От составителя. Действие повести Тимофея Юргелова охватывает год. Всего год – или целый год, за который герой, пятиклассник Костя, успевает переехать в новый город, найти друзей и врагов, познать горечь поражения, радость победы, первую любовь и настоящую ненависть. Костя взрослеет, а это никогда не бывает легко и просто.

НА НОВОМ МЕСТЕ

Костя закопал ноги в песок, пошевелил пальцами, представляя нечто неопределённое: не то выползающее чудовище, не то проснувшийся вулкан. Как странно… Ему казалось, что он провёл уже целую вечность в этом городке у подножия лысых гор, хотя приехал сюда всего два дня назад.
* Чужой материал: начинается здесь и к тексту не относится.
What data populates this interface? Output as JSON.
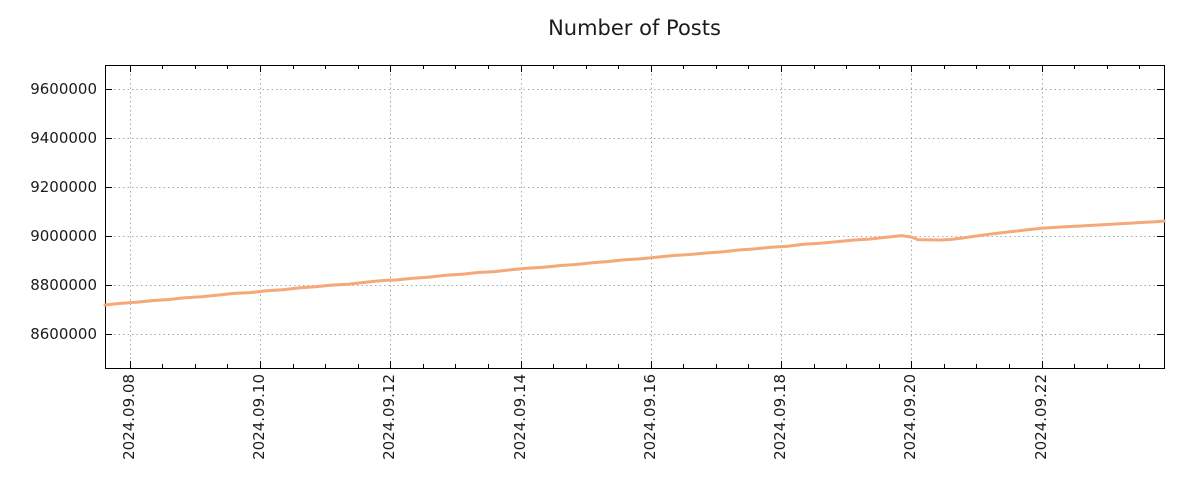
{
  "chart_data": {
    "type": "line",
    "title": "Number of Posts",
    "xlabel": "",
    "ylabel": "",
    "legend": "none",
    "grid": true,
    "x_unit": "days since 2024-09-08",
    "xlim": [
      -0.38,
      15.88
    ],
    "ylim": [
      8460000,
      9700000
    ],
    "x_tick_positions": [
      0,
      2,
      4,
      6,
      8,
      10,
      12,
      14
    ],
    "x_tick_labels": [
      "2024.09.08",
      "2024.09.10",
      "2024.09.12",
      "2024.09.14",
      "2024.09.16",
      "2024.09.18",
      "2024.09.20",
      "2024.09.22"
    ],
    "x_minor_tick_step": 0.5,
    "y_tick_values": [
      8600000,
      8800000,
      9000000,
      9200000,
      9400000,
      9600000
    ],
    "y_tick_labels": [
      "8600000",
      "8800000",
      "9000000",
      "9200000",
      "9400000",
      "9600000"
    ],
    "colors": {
      "line": "#f6a878",
      "grid": "#a8a8a8",
      "border": "#000000",
      "text": "#1c1c1c",
      "background": "#ffffff"
    },
    "series": [
      {
        "name": "Number of Posts",
        "points": [
          [
            -0.38,
            8717800
          ],
          [
            -0.15,
            8724300
          ],
          [
            0.1,
            8728700
          ],
          [
            0.35,
            8736000
          ],
          [
            0.6,
            8740400
          ],
          [
            0.85,
            8747700
          ],
          [
            1.1,
            8751500
          ],
          [
            1.35,
            8758400
          ],
          [
            1.6,
            8765200
          ],
          [
            1.85,
            8768600
          ],
          [
            2.1,
            8775800
          ],
          [
            2.35,
            8780400
          ],
          [
            2.6,
            8788000
          ],
          [
            2.85,
            8792300
          ],
          [
            3.1,
            8799100
          ],
          [
            3.35,
            8802900
          ],
          [
            3.6,
            8810200
          ],
          [
            3.85,
            8817100
          ],
          [
            4.1,
            8820700
          ],
          [
            4.35,
            8827300
          ],
          [
            4.6,
            8831900
          ],
          [
            4.85,
            8839600
          ],
          [
            5.1,
            8843900
          ],
          [
            5.35,
            8850800
          ],
          [
            5.6,
            8854700
          ],
          [
            5.85,
            8861900
          ],
          [
            6.1,
            8868600
          ],
          [
            6.35,
            8872400
          ],
          [
            6.6,
            8878900
          ],
          [
            6.85,
            8883600
          ],
          [
            7.1,
            8890900
          ],
          [
            7.35,
            8895800
          ],
          [
            7.6,
            8902900
          ],
          [
            7.85,
            8906800
          ],
          [
            8.1,
            8913700
          ],
          [
            8.35,
            8920500
          ],
          [
            8.6,
            8924300
          ],
          [
            8.85,
            8930800
          ],
          [
            9.1,
            8935200
          ],
          [
            9.35,
            8942900
          ],
          [
            9.6,
            8947600
          ],
          [
            9.85,
            8954200
          ],
          [
            10.1,
            8958400
          ],
          [
            10.35,
            8966300
          ],
          [
            10.6,
            8970400
          ],
          [
            10.85,
            8976900
          ],
          [
            11.1,
            8983300
          ],
          [
            11.35,
            8987500
          ],
          [
            11.6,
            8994300
          ],
          [
            11.85,
            9002000
          ],
          [
            12.0,
            8996000
          ],
          [
            12.1,
            8985500
          ],
          [
            12.45,
            8983800
          ],
          [
            12.6,
            8986000
          ],
          [
            12.8,
            8992500
          ],
          [
            13.0,
            9000000
          ],
          [
            13.2,
            9007500
          ],
          [
            13.45,
            9015500
          ],
          [
            13.7,
            9023000
          ],
          [
            14.0,
            9032000
          ],
          [
            14.3,
            9037000
          ],
          [
            14.6,
            9041000
          ],
          [
            14.9,
            9045500
          ],
          [
            15.2,
            9050500
          ],
          [
            15.5,
            9055000
          ],
          [
            15.75,
            9058500
          ],
          [
            15.88,
            9061000
          ]
        ]
      }
    ]
  }
}
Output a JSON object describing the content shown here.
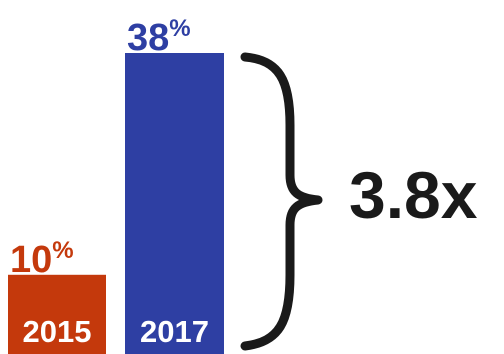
{
  "chart_data": {
    "type": "bar",
    "categories": [
      "2015",
      "2017"
    ],
    "values": [
      10,
      38
    ],
    "value_labels": [
      {
        "number": "10",
        "unit": "%"
      },
      {
        "number": "38",
        "unit": "%"
      }
    ],
    "colors": [
      "#c4390c",
      "#2e3fa3"
    ],
    "annotation": "3.8x",
    "ylim": [
      0,
      38
    ]
  },
  "colors": {
    "text": "#1a1a1a",
    "bar_label": "#ffffff"
  }
}
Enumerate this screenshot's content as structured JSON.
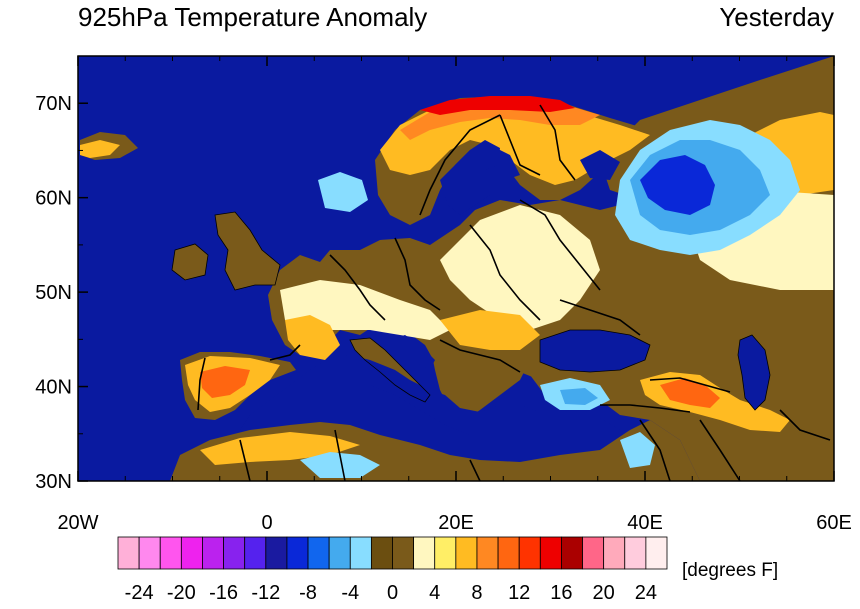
{
  "title": "925hPa Temperature Anomaly",
  "period": "Yesterday",
  "map": {
    "lon_range": [
      -20,
      60
    ],
    "lat_range": [
      30,
      75
    ],
    "lat_ticks": [
      {
        "value": 70,
        "label": "70N"
      },
      {
        "value": 60,
        "label": "60N"
      },
      {
        "value": 50,
        "label": "50N"
      },
      {
        "value": 40,
        "label": "40N"
      },
      {
        "value": 30,
        "label": "30N"
      }
    ],
    "lon_ticks": [
      {
        "value": -20,
        "label": "20W"
      },
      {
        "value": 0,
        "label": "0"
      },
      {
        "value": 20,
        "label": "20E"
      },
      {
        "value": 40,
        "label": "40E"
      },
      {
        "value": 60,
        "label": "60E"
      }
    ],
    "ocean_color": "#0a1aa0",
    "land_base_color": "#7a5a1a"
  },
  "colorbar": {
    "units": "[degrees F]",
    "colors": [
      "#ffb0d8",
      "#ff88ee",
      "#ff55ee",
      "#ee22ee",
      "#bb22ee",
      "#8822ee",
      "#5522ee",
      "#1a1aa0",
      "#0a28d8",
      "#1166ee",
      "#44aaee",
      "#88ddff",
      "#6b4e10",
      "#7a5a1a",
      "#fff7c0",
      "#ffee66",
      "#ffbb22",
      "#ff8822",
      "#ff6611",
      "#ff3300",
      "#ee0000",
      "#aa0000",
      "#ff6688",
      "#ffaabb",
      "#ffccdd",
      "#ffeeee"
    ],
    "tick_labels": [
      "-24",
      "-20",
      "-16",
      "-12",
      "-8",
      "-4",
      "0",
      "4",
      "8",
      "12",
      "16",
      "20",
      "24"
    ]
  }
}
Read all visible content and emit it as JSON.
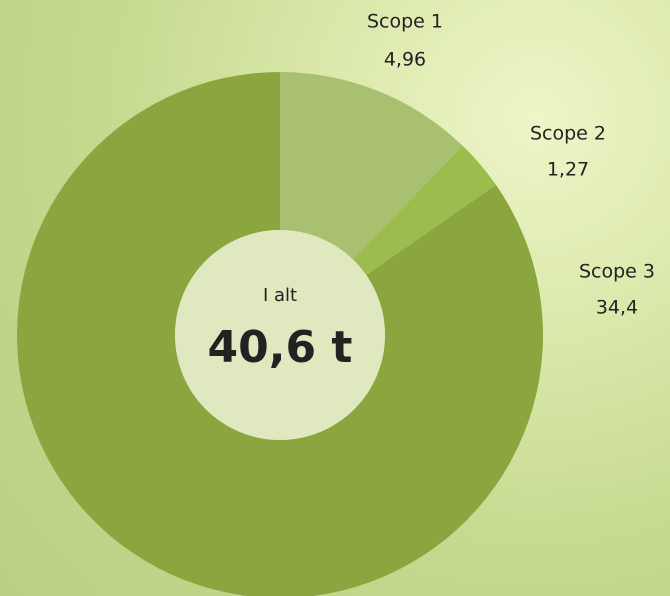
{
  "chart_data": {
    "type": "donut",
    "categories": [
      "Scope 1",
      "Scope 2",
      "Scope 3"
    ],
    "values": [
      4.96,
      1.27,
      34.4
    ],
    "value_labels": [
      "4,96",
      "1,27",
      "34,4"
    ],
    "colors": [
      "#a8c070",
      "#9cbc4e",
      "#8ba63f"
    ],
    "center_label": "I alt",
    "center_value": "40,6 t"
  }
}
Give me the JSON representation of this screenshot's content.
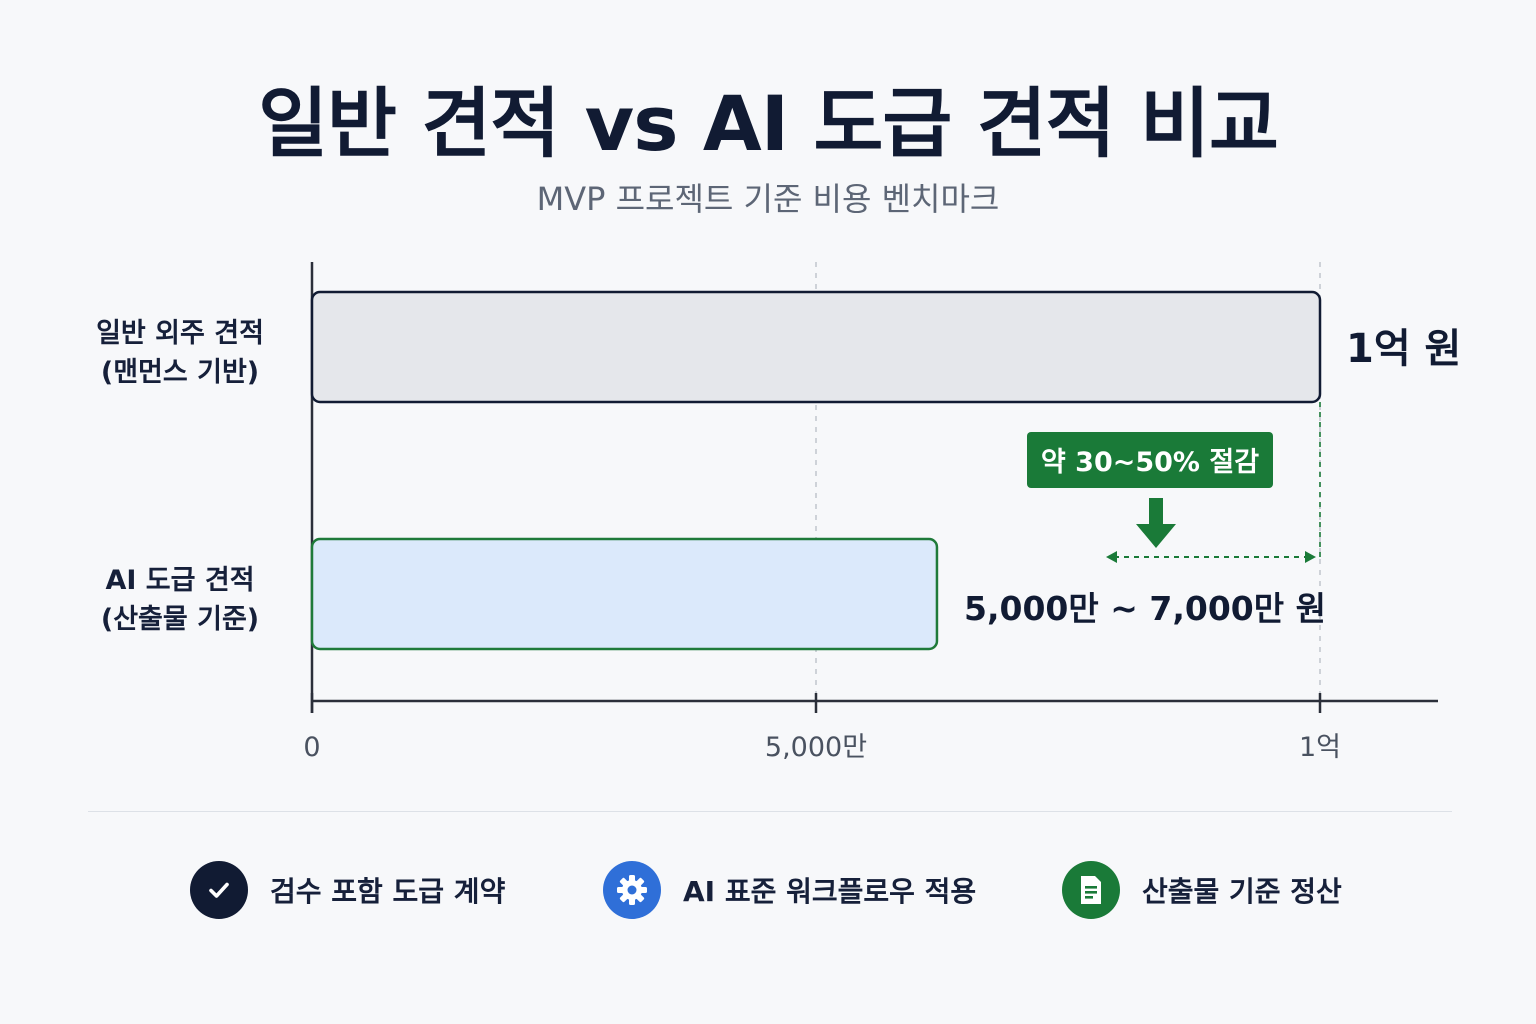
{
  "chart_data": {
    "type": "bar",
    "orientation": "horizontal",
    "title": "일반 견적 vs AI 도급 견적 비교",
    "subtitle": "MVP 프로젝트 기준 비용 벤치마크",
    "categories": [
      {
        "line1": "일반 외주 견적",
        "line2": "(맨먼스 기반)"
      },
      {
        "line1": "AI 도급 견적",
        "line2": "(산출물 기준)"
      }
    ],
    "values": [
      100000000,
      62000000
    ],
    "value_labels": [
      "1억 원",
      "5,000만 ~ 7,000만 원"
    ],
    "xlim": [
      0,
      100000000
    ],
    "x_ticks": [
      {
        "value": 0,
        "label": "0"
      },
      {
        "value": 50000000,
        "label": "5,000만"
      },
      {
        "value": 100000000,
        "label": "1억"
      }
    ],
    "grid": "vertical dashed",
    "annotation": {
      "text": "약 30~50% 절감",
      "range": [
        83000000,
        100000000
      ]
    },
    "colors": {
      "bar1_fill": "#e5e7eb",
      "bar1_stroke": "#111b33",
      "bar2_fill": "#dbe9fb",
      "bar2_stroke": "#1f7a3a",
      "accent_green": "#1a7a38",
      "axis": "#2b2f3a",
      "grid": "#b9bec7"
    }
  },
  "legend": [
    {
      "icon": "check-icon",
      "label": "검수 포함 도급 계약",
      "color": "#111b33"
    },
    {
      "icon": "gear-icon",
      "label": "AI 표준 워크플로우 적용",
      "color": "#2f6fd8"
    },
    {
      "icon": "document-icon",
      "label": "산출물 기준 정산",
      "color": "#1a7a38"
    }
  ]
}
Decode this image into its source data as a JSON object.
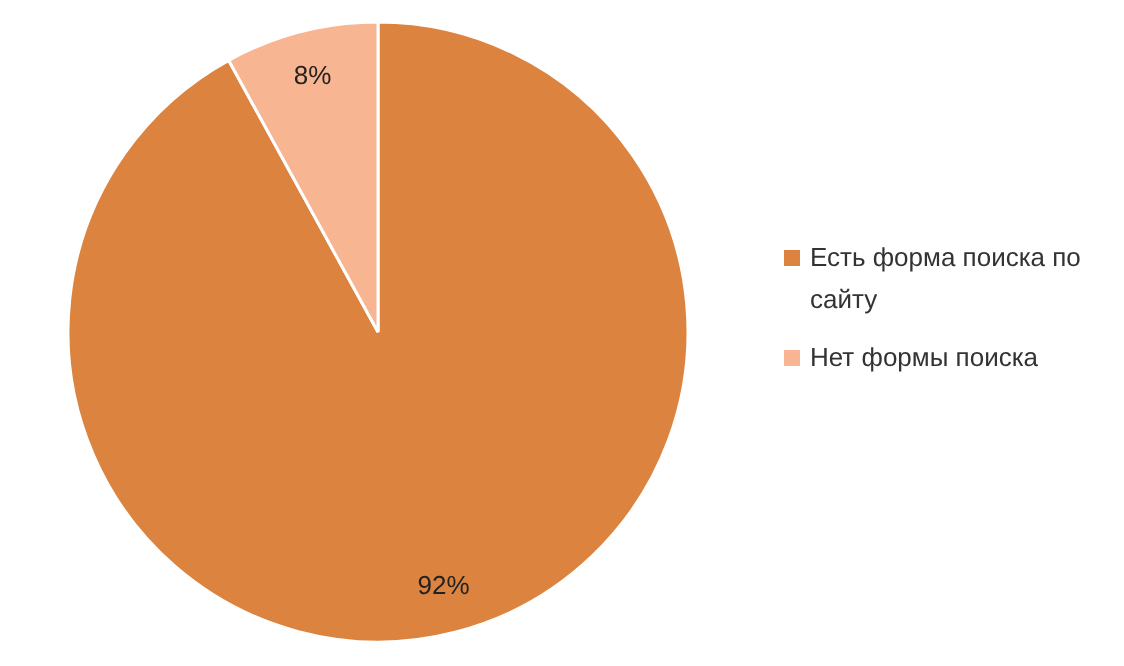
{
  "chart_data": {
    "type": "pie",
    "categories": [
      "Есть форма поиска по сайту",
      "Нет формы поиска"
    ],
    "values": [
      92,
      8
    ],
    "colors": [
      "#dc843f",
      "#f8b592"
    ],
    "value_labels": [
      "92%",
      "8%"
    ],
    "legend": "right"
  }
}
Ещё вчера он боялся выйти из подъезда: то спускался, то снова поднимался по лестнице. В конце концов любопытство взяло верх. Он лишь хотел выяснить, куда исчезли пятеро бродивших по двору пацанов, пока он отходил от окна, и потом снова вернуться на свой наблюдательный пункт между первым и вторым этажом. Костя приблизился к полыхавшему, как топка, распахнутому проёму входной двери. Вдруг прямо перед ним вырос толстый дядька в майке и шлёпанцах, с запотевшей банкой жёлтого пенящегося напитка под мышкой. Заметив Костю, он прикрыл драгоценную ношу рукой и уступил дорогу. Деваться было некуда, Костя шагнул за порог – и чуть не повернул назад: все пятеро сидели на скамейке тут же в подъездной нише (поэтому он не мог их видеть в окно) и во все глаза смотрели на незнакомца. Тень от карниза покрывала их только до пояса, колени и разрисованные шариковой ручкой кеды жарились на солнце. Это всё, что успел разглядеть Костя. Он спешно прошёл мимо, обогнул клумбу, замедлил шаг – и услышал позади себя топот бегущих ног.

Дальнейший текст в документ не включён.